This is the repo accompanying the paper "The semantics of poetry: a distributional reading" (Herbelot 2014). If you use this code, please cite the following:
Herbelot, A., 2014. The semantics of poetry: A distributional reading. Digital Scholarship in the Humanities, 30(4), pp.516-531.
Abstract:
Poetry is rarely a focus of linguistic investigation. This is far from surprising, as poetic language, especially in modern and contemporary literature, seems to defy the general rules of syntax and semantics. This paper assumes, however, that linguistic theories should ideally be able to account for creative uses of language, down to their most difficult incarnations. It proposes that at the semantic level, what distinguishes poetry from other uses of language may be its ability to trace conceptual patterns which do not belong to everyday discourse but are latent in our shared language structure. Distributional semantics provides a theoretical and experimental basis for this exploration. First, the notion of a specific ‘semantics of poetry’ is discussed, with some help from literary criticism and philosophy. Then, distributionalism is introduced as a theory supporting the notion that the meaning of poetry comes from the meaning of ordinary language. In the second part of the paper, experimental results are provided showing that a) distributional representa- tions can model the link between ordinary and poetic language, b) a distributional model can experimentally distinguish between poetic and randomised textual out- put, regardless of the complexity of the poetry involved, c) there is a stable, but not immediately transparent, layer of meaning in poetry, which can be captured distributionally, across different levels of poetic complexity.
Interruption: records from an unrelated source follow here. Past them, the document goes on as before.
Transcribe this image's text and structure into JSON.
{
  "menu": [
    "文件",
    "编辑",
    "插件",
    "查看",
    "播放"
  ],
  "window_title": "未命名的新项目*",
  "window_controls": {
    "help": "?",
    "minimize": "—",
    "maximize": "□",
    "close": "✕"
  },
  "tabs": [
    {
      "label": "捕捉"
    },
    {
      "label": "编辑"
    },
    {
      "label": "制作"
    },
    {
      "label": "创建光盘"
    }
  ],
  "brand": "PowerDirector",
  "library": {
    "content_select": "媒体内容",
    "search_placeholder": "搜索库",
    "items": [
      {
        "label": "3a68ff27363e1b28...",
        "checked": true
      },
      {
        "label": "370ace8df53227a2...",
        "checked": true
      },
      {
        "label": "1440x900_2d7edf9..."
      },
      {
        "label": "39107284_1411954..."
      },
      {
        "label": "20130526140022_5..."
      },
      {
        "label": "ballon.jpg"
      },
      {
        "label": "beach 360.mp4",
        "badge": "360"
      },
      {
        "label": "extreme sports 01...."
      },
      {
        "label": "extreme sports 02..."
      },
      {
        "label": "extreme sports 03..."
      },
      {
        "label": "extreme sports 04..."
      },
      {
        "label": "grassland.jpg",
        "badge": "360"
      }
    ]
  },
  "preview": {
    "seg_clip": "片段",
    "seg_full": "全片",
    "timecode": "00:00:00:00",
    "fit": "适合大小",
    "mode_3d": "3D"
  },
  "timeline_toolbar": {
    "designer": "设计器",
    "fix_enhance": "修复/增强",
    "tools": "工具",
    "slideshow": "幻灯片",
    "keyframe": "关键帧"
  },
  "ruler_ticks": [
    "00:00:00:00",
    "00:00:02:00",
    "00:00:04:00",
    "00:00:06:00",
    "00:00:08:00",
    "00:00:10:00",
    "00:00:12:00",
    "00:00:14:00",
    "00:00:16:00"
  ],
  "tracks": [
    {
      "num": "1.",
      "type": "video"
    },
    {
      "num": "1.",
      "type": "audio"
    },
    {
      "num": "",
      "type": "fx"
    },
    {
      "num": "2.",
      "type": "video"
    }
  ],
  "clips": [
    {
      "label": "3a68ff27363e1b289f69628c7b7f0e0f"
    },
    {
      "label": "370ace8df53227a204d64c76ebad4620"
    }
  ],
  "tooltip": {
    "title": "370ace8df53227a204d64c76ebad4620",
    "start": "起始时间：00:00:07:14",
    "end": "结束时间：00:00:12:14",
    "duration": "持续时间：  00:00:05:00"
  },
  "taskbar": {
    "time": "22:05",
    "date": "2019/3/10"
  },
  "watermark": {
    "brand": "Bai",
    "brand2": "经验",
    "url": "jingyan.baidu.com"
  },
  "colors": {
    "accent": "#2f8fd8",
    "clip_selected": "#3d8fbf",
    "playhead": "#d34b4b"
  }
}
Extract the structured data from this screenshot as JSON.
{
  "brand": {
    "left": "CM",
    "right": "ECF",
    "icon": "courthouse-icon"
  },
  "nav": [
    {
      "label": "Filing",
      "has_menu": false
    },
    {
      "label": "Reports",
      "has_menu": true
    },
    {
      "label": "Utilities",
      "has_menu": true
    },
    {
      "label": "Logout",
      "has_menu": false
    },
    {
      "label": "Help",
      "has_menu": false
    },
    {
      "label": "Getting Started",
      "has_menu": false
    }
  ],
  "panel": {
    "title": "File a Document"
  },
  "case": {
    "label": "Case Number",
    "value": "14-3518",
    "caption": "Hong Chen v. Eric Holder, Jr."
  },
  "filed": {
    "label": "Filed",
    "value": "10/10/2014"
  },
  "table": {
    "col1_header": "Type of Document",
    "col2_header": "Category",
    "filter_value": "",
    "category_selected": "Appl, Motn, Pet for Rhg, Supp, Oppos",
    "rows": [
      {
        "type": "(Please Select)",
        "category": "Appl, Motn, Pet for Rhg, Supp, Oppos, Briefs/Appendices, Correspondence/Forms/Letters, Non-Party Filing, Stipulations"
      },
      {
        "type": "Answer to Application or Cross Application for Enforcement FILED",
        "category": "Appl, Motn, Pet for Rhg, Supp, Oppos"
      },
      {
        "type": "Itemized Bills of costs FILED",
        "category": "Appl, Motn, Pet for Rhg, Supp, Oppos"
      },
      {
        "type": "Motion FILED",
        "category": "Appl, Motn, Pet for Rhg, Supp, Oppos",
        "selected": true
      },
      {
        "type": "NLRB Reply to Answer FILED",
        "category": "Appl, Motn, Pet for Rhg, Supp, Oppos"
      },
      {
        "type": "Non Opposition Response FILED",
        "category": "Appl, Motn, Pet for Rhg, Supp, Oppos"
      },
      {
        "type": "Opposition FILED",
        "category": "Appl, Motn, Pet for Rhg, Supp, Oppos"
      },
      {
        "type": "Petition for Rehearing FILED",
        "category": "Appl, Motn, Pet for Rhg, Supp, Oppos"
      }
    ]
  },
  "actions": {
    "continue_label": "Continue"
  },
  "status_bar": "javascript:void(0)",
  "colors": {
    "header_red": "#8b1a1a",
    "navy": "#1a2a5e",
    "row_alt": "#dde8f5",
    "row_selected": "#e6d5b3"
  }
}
For copyright reasons, the poetry data is not included in this repository, with the exception of Brooke's Day that I have loved (1911) which is now in the public domain. The random and factual texts inspected in Section 3.1 of the paper are also included. This data can be found in the data/ directory, under the relevant subdirectory. The texts have been pre-processed as explained in the paper, keeping only nouns, verbs, adjectives and adverbs.
The BNC vectors used in the paper can be found in vectors/bnc.tar.gz. This file must be untarred before use:
tar -xzf bnc.tar.gz
In the vectors/ directory, the user will also find the labels of the vector space's dimensions, in the file dimensions.txt.
To replicate results from the paper, use compute_coherence.py over the relevant text. For instance:
python3 compute_coherence.py data/poems/brooke.processed vectors/bnc.txt
It is also possible to look at shared contexts between word vectors (as in Table 4 of the paper), by running:
python3 inspect.py vectors/bnc.txt vectors/dimensions.txt
You can change the inspected fragment in the inspect.py file itself.